We report our experience with patients with imperative indications for endoscopic treatment for upper tract transitional cell carcinoma.

MATERIALS AND METHODS:

Between 1983 and 2004 we identified 37 patients with a solitary kidney, bilateral disease or preoperative creatinine greater than 2.0 mg/dl who underwent endoscopic treatment for localized upper tract transitional cell carcinoma. A retrospective chart review was performed.

RESULTS:

Of the 37 patients 32 had a solitary kidney, 3 had bilateral disease and 2 had preoperative creatinine greater than 2.0 mg/dl. Median age at diagnosis was 75 years (range 56 to 88). Bladder cytology was positive or atypical in 15 of 31 patients (48%). Tumors were grade 1 to 3 in 2, 13 and 7 patients, respectively, and diagnosed visually in 15. At a median followup of 2.7 years for survivors 23 patients (62%) had a total of 56 upper tract transitional cell carcinoma recurrences. Grade and stage progression occurred in 3 and 3 patients, respectively. Ten of the 23 patients who experienced upper tract recurrence died of transitional cell carcinoma.

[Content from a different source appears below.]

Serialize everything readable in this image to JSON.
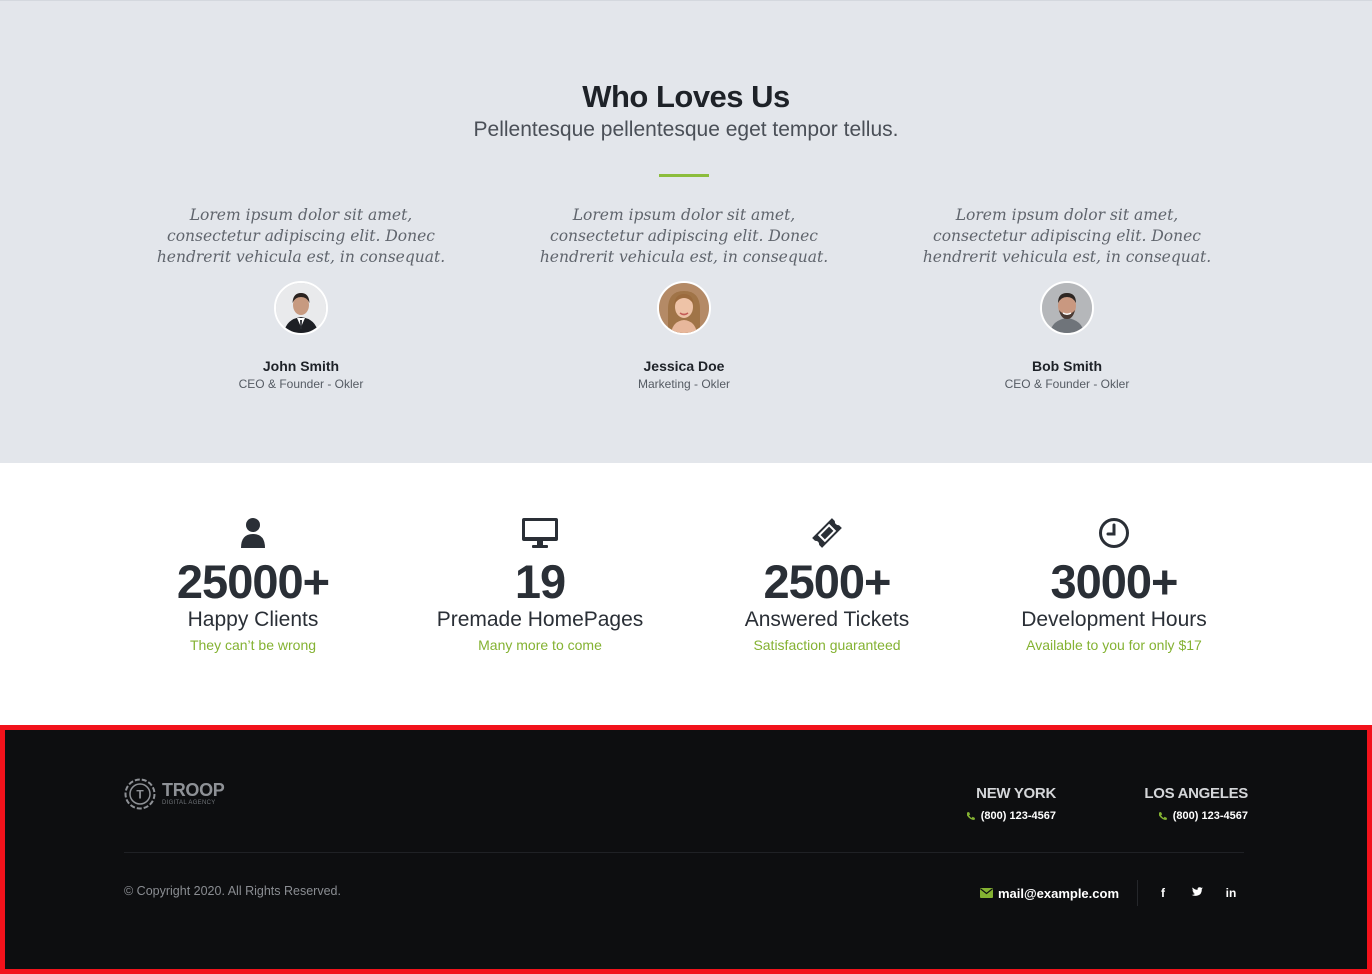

Overall kidney preservation was achieved in 24 of the 32 patients (75%) with a solitary kidney. At last followup 24 patients had died, including 11 (29.7%) of transitional cell carcinoma, at a median of 2.9 years. Cancer specific survival at 5 years for this cohort was 49.3%.

CONCLUSIONS:

Our results indicate that upper tract tumor recurrence occurs in a majority of patients with imperative indications for endoscopic treatment, underscoring the need for frequent surveillance. While most kidneys can be preserved, cancer specific death is common.